Determinant of a Vandermonde matrix

• Apr 15th 2008, 08:19 PM
pakman
Determinant of a Vandermonde matrix
Consider the 3x3 Vandermonde matrix:

V=[1 x1 x1^2; 1 x2 x2^2; 1 x3 x3^2]

Show that the det(V) = (x2-x1)(x3-x1)(x3-x2)

Sorry for the format. I did R2-R1 and R3-R1 then found the det to be (x2-x1)(x3^2-x1)-(x2^2-x1^2)(x3-x1)

Is this just an algebraic nightmare or did I do something wrong? Thank you!
• Apr 15th 2008, 08:28 PM
mr fantastic
Quote:

Originally Posted by pakman
Consider the 3x3 Vandermonde matrix:

V=[1 x1 x1^2; 1 x2 x2^2; 1 x3 x3^2]

Show that the det(V) = (x2-x1)(x3-x1)(x3-x2)

Sorry for the format. I did R2-R1 and R3-R1 then found the det to be (x2-x1)(x3^2-x1)-(x2^2-x1^2)(x3-x1)

Is this just an algebraic nightmare or did I do something wrong? Thank you!

You've done something wrong. The answer is $-(x_1 - x_3) (x_1 - x_2) (x_2 - x_3)$.

I hope you took the easy road and expanded along the first column.
• Apr 15th 2008, 08:32 PM
pakman
Quote:

Originally Posted by mr fantastic
You've done something wrong. The answer is $-(x_1 - x_3) (x_1 - x_2) (x_2 - x_3)$.

I hope you took the easy road and expanded along the first column.

That's what I did. I subtracted row 1 from both row 2 and 3 to get 0's in a21 and a31. But then it gets a bit messy from there (Crying)
• Apr 15th 2008, 08:54 PM
mr fantastic
Quote:

Originally Posted by pakman
Consider the 3x3 Vandermonde matrix:

V=[1 x1 x1^2; 1 x2 x2^2; 1 x3 x3^2]

Show that the det(V) = (x2-x1)(x3-x1)(x3-x2)

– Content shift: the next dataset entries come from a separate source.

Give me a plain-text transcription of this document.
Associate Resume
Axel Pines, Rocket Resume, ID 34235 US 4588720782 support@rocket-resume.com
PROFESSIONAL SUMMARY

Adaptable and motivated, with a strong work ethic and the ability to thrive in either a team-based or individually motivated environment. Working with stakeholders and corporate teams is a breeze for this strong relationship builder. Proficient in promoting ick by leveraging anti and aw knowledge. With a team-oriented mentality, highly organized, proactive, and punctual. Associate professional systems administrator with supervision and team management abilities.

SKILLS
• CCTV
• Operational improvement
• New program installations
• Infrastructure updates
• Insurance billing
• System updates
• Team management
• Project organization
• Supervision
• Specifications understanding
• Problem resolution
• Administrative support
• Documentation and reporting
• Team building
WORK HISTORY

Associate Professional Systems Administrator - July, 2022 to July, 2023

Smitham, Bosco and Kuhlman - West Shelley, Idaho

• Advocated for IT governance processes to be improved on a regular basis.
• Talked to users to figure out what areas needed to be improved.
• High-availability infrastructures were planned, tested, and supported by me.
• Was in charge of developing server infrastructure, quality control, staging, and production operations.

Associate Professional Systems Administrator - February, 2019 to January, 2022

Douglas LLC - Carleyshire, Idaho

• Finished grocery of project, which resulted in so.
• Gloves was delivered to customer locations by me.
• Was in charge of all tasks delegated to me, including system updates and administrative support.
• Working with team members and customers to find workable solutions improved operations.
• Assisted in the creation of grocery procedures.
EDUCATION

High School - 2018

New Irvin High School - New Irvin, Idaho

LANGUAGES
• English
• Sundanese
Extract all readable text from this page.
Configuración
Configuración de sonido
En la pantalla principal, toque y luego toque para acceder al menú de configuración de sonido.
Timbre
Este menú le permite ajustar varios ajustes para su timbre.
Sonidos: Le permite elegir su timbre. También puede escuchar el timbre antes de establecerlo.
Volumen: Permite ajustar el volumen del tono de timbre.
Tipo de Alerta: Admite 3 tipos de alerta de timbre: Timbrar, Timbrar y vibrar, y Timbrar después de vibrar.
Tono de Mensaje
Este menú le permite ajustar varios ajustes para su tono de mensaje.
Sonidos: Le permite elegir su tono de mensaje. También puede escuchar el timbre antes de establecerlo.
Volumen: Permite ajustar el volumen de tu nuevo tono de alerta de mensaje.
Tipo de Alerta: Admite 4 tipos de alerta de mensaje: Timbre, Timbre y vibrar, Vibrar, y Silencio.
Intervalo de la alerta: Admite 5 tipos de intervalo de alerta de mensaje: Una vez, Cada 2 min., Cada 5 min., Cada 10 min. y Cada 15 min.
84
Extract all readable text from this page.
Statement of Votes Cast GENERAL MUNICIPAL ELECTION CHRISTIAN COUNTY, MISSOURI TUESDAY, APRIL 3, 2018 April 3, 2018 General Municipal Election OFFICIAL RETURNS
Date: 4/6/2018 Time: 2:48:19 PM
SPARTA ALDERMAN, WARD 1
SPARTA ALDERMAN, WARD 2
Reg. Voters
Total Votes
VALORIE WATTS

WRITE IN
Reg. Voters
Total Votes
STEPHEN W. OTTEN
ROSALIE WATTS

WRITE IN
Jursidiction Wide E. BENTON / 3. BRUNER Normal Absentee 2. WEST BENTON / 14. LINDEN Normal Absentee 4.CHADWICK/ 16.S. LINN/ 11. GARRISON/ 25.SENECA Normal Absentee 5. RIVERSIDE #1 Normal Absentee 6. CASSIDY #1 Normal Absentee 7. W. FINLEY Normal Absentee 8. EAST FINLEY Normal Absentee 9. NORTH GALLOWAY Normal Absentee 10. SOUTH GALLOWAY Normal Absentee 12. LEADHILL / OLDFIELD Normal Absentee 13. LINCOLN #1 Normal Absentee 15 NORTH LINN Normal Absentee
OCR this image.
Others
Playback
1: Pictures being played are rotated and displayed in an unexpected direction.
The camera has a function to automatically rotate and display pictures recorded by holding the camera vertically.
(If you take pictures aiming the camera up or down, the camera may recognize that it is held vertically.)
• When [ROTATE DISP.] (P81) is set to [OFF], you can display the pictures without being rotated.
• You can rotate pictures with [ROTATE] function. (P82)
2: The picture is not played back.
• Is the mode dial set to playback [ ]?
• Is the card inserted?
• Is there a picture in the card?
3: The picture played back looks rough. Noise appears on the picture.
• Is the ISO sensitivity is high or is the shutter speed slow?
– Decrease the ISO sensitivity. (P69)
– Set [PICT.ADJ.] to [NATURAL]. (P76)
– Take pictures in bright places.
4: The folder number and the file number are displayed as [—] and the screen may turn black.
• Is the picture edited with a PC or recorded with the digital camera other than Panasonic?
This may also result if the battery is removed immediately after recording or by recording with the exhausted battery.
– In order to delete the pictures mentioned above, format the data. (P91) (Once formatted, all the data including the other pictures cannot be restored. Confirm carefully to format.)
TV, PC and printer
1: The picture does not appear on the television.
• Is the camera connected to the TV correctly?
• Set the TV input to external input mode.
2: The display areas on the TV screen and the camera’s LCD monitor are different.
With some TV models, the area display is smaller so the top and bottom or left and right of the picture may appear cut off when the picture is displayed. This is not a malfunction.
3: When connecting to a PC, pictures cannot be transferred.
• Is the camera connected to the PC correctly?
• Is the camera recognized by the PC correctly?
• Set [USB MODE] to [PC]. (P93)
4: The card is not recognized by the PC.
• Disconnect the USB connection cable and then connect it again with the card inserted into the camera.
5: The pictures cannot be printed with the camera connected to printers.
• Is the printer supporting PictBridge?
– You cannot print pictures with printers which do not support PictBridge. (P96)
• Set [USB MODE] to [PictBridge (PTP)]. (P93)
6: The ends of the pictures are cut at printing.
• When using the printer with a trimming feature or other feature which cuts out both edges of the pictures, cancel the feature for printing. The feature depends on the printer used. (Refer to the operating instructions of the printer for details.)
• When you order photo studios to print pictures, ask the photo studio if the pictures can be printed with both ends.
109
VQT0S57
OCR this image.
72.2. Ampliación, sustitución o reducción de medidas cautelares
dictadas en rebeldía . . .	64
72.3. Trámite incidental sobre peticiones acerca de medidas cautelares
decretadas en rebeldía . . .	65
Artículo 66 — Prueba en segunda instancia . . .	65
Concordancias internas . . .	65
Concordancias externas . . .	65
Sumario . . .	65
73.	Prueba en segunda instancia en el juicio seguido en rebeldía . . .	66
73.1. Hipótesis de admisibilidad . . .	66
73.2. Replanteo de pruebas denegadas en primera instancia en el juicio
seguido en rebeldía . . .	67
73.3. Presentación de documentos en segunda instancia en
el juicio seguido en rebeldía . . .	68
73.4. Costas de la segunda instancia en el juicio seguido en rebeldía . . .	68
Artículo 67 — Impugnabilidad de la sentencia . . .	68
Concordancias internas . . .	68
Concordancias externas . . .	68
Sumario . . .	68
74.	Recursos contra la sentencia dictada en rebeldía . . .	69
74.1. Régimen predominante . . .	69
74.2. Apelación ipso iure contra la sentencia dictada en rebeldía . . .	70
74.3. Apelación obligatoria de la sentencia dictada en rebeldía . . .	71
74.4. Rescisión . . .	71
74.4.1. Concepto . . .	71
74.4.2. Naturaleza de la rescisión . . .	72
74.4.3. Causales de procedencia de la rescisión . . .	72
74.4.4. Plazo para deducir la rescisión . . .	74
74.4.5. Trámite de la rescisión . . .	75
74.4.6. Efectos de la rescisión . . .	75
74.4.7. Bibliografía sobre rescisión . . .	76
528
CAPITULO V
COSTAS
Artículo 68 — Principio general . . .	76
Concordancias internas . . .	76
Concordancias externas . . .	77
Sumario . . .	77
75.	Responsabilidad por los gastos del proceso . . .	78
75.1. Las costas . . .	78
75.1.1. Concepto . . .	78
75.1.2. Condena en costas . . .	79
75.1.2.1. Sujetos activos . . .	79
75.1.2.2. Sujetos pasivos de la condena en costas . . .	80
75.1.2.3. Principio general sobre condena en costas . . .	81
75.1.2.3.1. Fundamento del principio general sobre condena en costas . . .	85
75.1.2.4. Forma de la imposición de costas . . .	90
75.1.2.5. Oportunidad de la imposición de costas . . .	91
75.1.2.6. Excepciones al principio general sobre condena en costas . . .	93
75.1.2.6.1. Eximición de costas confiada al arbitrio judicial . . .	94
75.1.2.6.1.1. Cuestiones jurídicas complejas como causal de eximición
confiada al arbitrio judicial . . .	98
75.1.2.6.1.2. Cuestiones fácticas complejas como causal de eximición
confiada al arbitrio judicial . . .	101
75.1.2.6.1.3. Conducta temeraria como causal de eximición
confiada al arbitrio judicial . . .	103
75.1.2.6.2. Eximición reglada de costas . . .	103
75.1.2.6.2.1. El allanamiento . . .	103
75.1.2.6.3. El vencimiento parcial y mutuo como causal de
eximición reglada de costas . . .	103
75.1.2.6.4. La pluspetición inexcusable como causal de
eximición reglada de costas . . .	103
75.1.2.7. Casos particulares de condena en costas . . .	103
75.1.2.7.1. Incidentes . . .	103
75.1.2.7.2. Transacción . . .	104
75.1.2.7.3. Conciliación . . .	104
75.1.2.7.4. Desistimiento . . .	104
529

Sorry for the format. I did R2-R1 and R3-R1 then found the det to be (x2-x1)(x3^2-x1)-(x2^2-x1^2)(x3-x1)

Is this just an algebraic nightmare or did I do something wrong? Thank you!

You should have (x2 - x1)(x3^2 - x1^2) - (x2^2 - x1^2)(x3 - x1) ....

= (x2 - x1)(x3 - x1)(x3 + x1) - (x2 - x1)(x2 + x1)(x3 - x1)

= (x2 - x1)(x3 - x1) [(x3 + x1) - (x2 + x1)] = ......
• Apr 15th 2008, 09:19 PM
pakman
Ahh okay, stupid algebraic mistake. Thanks!